# Honda gx22 on mantis problem



## gkbain (Apr 6, 2010)

I have had this mantis tiller for a few years and generally had good service. Recently I have an issue. The engine starts and runs well and tills fine. The problem comes about 15 min. in the run when the engine bogs down at full throttle. I can let up on the throttle and it will run fine but not on full throttle. It doesn't matter if it has a load or not. I have done all the obvious things: clean air filter, clean spark arrestor, new plug, good gas. Like I said it starts and runs fine for the first 15 minutes then bogs. I have to limit my tilling so it is a hassle. Anyone have any suggestions?


----------



## 21tgs (Oct 26, 2006)

I have no experience with this engine. However, I have seen many heat soak issues (runs great for a period of time, in your case 15 minutes, then runs poorly) related to a break down in the ignition system. Typically the magneto.


----------



## paulr44 (Oct 14, 2008)

Sounds like fuel starvation, although could be a vacuum leak or ignition.

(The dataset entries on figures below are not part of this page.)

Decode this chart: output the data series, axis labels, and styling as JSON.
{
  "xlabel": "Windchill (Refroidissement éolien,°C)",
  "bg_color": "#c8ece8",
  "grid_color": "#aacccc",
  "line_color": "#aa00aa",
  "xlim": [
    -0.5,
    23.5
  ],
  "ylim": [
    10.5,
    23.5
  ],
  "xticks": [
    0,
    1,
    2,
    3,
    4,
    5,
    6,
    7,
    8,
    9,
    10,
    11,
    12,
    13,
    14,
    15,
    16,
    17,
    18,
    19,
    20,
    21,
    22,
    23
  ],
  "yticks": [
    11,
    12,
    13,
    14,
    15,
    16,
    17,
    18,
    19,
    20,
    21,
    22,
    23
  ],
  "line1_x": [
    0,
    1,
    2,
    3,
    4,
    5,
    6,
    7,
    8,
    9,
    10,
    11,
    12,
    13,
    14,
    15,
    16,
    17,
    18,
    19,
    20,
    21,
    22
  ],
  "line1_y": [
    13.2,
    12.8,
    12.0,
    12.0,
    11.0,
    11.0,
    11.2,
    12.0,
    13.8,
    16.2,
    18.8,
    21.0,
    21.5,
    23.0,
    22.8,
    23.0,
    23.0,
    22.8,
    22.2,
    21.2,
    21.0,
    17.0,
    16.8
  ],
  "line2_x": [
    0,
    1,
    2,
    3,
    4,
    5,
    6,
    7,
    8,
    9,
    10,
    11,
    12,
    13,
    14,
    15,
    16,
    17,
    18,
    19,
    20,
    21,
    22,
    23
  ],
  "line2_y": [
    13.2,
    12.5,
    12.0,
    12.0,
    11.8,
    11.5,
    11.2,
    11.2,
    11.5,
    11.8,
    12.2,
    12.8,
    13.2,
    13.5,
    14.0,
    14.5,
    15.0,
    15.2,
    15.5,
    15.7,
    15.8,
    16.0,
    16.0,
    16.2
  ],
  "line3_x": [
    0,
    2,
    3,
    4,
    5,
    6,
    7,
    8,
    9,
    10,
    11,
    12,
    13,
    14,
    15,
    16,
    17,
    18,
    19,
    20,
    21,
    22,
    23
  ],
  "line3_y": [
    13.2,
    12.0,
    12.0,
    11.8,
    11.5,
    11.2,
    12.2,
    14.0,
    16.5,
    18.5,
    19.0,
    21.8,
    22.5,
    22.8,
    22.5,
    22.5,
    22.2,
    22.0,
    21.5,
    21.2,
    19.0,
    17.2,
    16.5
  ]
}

Loosen gas cap when problem starts, vent could be plugged.
Fuel line might be soft and collapsing.
Could be an ignition problem, but unlikely.


----------



## 30yearTech (Sep 14, 2006)

ywvfscdh said:


> I am a new user of this engine.Would you help me anyone?


I guess that would depend on what kind of help with this engine you need!


----------



## 30yearTech (Sep 14, 2006)

gkbain said:


> I have had this mantis tiller for a few years and generally had good service. Recently I have an issue. The engine starts and runs well and tills fine. The problem comes about 15 min. in the run when the engine bogs down at full throttle. I can let up on the throttle and it will run fine but not on full throttle. It doesn't matter if it has a load or not. I have done all the obvious things: clean air filter, clean spark arrestor, new plug, good gas. Like I said it starts and runs fine for the first 15 minutes then bogs. I have to limit my tilling so it is a hassle. Anyone have any suggestions?


Another thing to check would be valve lash, and the valve operation.


----------



## gkbain (Apr 6, 2010)

Thanks guys for your input. I tried the simplest thing first. Loosen the gas cap a little when it started to bog down. Seems to have don the trick. I hope it was that simple. Thanks again.


----------